How does the Christian stand confident in this antichristian world with antichristian leaders and antichristian institutions paving the way for the Antichrist who will come with devilish inventions of torture to defy the living God and His church? How does the young Christian soldier not succumb to dread terror when he looks around or hears about nations aligning themselves for war and blasphemous men and women jockeying for positions of leadership on the world stage? How does the Christian stay on his feet in this world when helicopters with news cameras descend on his little hometown to capture the cleanup after yet another massacre by terrorists?
The Christian certainly does not set his heart upon the hope of a future earthly millennial kingdom. With his helmet, the soldier not only thinks about what is seen and heard and felt and experienced—painful as it is—but he has the power to think about how all his tribulation is working an eternal weight of unseen glory (II Cor. 4:17-18). He has an unshakable hope that following this momentary trouble he shall be called home to heaven where the Lamb who is in the midst of the throne will feed him, and shall lead him unto living fountains of waters, and God shall wipe away all tears from his eyes (Rev. 7:17). With our helmet we stand amid the fray and all the temptations singing reassuringly, “O why art thou cast down, my soul? And why so troubled shouldst thou be? Hope thou in God, and Him extol, who gives His saving help to me”! (Psalter 114, stanza 10).

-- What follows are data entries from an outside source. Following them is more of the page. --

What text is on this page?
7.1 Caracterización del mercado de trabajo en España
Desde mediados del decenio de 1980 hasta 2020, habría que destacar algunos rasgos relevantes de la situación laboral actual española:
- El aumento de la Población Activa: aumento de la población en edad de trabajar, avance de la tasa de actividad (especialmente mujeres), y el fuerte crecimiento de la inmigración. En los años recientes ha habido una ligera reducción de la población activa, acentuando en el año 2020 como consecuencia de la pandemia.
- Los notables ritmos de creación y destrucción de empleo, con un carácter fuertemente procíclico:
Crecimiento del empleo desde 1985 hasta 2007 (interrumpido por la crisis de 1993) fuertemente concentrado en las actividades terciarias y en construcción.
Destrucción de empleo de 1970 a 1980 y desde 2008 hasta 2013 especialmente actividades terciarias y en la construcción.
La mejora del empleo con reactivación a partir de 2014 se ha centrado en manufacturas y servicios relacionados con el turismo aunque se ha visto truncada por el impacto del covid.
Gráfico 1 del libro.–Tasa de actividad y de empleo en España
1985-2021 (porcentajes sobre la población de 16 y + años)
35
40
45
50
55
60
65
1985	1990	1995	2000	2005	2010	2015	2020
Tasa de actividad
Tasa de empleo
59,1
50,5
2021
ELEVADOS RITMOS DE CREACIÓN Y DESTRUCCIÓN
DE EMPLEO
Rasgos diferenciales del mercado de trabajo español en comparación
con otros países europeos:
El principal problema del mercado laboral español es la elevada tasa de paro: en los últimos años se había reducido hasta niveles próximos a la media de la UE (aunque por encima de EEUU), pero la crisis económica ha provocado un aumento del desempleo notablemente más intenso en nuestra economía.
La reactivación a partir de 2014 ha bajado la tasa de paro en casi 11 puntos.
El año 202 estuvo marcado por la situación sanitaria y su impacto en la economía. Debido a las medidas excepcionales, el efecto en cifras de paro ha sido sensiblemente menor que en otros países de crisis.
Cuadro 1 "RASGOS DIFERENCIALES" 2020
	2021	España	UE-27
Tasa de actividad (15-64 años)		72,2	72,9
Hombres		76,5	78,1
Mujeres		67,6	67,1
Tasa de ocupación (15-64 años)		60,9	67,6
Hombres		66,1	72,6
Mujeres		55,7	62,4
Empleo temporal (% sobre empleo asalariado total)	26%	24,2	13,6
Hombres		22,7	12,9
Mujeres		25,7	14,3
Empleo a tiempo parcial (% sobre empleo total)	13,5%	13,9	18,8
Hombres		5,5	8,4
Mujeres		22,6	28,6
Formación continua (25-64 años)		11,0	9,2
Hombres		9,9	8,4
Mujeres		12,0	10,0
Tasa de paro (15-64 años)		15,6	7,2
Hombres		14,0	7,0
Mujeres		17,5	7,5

Having on his helmet, the Christian looks to Christ clothed in sovereignty and ruling the universe with a scepter of righteousness. He contemplates with deep longing the future heavenly kingdom of peace that is coming in the day of Jesus Christ, when spears shall be beat into pruninghooks, and nation shall not lift up sword against nation, neither shall they learn war any more. But they shall sit every man under his vine and under his fig tree, and none shall make them afraid (Micah 4:3-4). Let Satan come at us breathing out threatenings and slaughter through the Antichrist, for we will stand triumphantly with our helmets and sing, “Uplifted on a rock, above my foes around, amid the battle shock, my song shall still resound. Then joyful offerings I will bring, Jehovah’s praise my heart shall sing”! (Psalter 71, stanza 5).
The taking of it
Take this helmet. “And take the helmet of salvation…” (Eph. 6:17). This action calls to mind the image of a captain holding or setting out a helmet, and the soldier taking the helmet from his captain and placing it on his head. “Take” refers to the activity of faith, though not in the corrupt Arminian sense in which God supposedly presents salvation to us but it is up to us to exercise our free will in the acceptation of His well-meant offering. Faith is a saving gift. God gives us the salvation we now enjoy in principle. God gives us complete salvation. God gives us hope. God also gives us faith, by breathing into us the power to believe His promises, which are the substance of things hoped for (Heb. 11:1). By the faith He graciously gives we take the helmet of salvation.
Take it! Take it now in these words. Take it when the hope of the gospel is preached (Col. 1:23). Take it when you open your Bible and read those things that were written aforetime for our learning, that we through patience and comfort of the Scriptures might have hope (Rom. 15:4). We have hope. Have hope. Have hope till the day your helmet is exchanged for a crown.